Vor Hunde-Balje, elf Uhr vormittags, ist ein Seehundfischer verankert; bereits vorher haben wir etliche Seehunde auftauchen und die neue Flagge anglotzen sehen. Scharf dreht der Wind nach Süd. Er reißt rücksichtslos unser Schraubendampferchen herum. Der Wind schaukelt, und das Wasser schaukelt, — wie wir schaukeln, mag man sich denken! Hochauf schlagen Wellen, sie geißeln Deck und Deckaufbau; bevor wir die Kajütenluken geschlossen haben, ist schönste Überschwemmung darin, und sogar in das Kaminloch springt eine Woge.

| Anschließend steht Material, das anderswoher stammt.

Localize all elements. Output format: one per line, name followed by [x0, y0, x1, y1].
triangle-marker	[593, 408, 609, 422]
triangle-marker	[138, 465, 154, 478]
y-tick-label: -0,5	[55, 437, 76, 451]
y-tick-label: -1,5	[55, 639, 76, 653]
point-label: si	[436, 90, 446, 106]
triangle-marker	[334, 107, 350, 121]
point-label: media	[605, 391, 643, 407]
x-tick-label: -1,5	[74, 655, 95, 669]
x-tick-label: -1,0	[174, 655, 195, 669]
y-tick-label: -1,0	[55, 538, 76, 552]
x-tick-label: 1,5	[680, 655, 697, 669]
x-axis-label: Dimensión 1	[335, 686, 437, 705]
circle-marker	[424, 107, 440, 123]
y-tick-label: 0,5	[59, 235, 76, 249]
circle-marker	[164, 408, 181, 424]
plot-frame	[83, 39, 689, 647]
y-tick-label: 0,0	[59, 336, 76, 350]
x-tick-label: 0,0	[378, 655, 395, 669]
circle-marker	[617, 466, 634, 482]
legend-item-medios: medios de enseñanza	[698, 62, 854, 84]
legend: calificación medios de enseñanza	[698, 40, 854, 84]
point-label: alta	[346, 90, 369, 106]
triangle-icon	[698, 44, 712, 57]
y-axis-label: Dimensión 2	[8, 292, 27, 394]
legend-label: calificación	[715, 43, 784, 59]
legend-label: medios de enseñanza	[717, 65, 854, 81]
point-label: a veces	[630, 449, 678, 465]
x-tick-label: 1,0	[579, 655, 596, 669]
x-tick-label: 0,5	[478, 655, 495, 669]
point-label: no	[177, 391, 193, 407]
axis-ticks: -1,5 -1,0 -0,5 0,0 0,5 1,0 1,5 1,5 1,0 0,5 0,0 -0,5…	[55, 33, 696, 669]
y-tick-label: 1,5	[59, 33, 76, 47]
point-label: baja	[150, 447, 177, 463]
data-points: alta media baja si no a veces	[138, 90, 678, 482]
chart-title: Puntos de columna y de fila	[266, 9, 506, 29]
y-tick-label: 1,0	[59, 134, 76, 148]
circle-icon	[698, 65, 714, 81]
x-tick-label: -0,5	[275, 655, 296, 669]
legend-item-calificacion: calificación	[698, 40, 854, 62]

Der Kamin! Er ist lebensüberdrüssig. Bald neigt er sich steuerbords, bald will er sich auf der linken Seite in die feindliche Flüssigkeit schmeißen. Die Trossen zerren ihn, reißen ihn zurück, und stöhnen ob der Anstrengung.

Schwer balanciert man auf Deck. Backbords sieht man auf dem Watt von Scharhörn Menschen sich placken; sie bergen Balken. Vor drei Wochen ist hier ein Floß im Werte von 40 000 000 Mark gestrandet, das größte Floß der Welt. Von Schweden her kam es, von vier Schleppern gezogen über das Wattenmeer, und wollte nach Amsterdam; 13 500 Baumstämme, manche 15 Meter lang, in einer Breite von 16 Metern nebeneinander und in einer Höhe von 6 Metern übereinander geschichtet, von Ketten zusammengehalten. In Splitter aber rissen die Wellen diese Stahlketten. 3000 Balken wurden in Cuxhaven ans Land geschwemmt, 3000 auf die Insel Neuwerk, 5500 hierher nach Scharhörn. Jeder Balken war auf 160 Mark versichert, und wer der Assekuranzgesellschaft in Cuxhaven einen der Stämme liefert, erhält 100 Mark. Wir sehen die Armen von Cuxhaven sich mühen, die Stämme gegen die See zu rollen. Kommt unversehens die Flut, können die Leute nicht mehr vom Meere zurück, sind verloren ... Unser Lotse spuckt seine Prieme weit über Bord: „Böse Arbeit das!“

Wird es uns wie dem Floß ergehen? Der Magen nickt Bejahung... Das Wasser wascht unsere Kleider und das Deck wieder rein und spült unsere Gesichter ab, — Dankbar werfen wir unsere Galle in die See.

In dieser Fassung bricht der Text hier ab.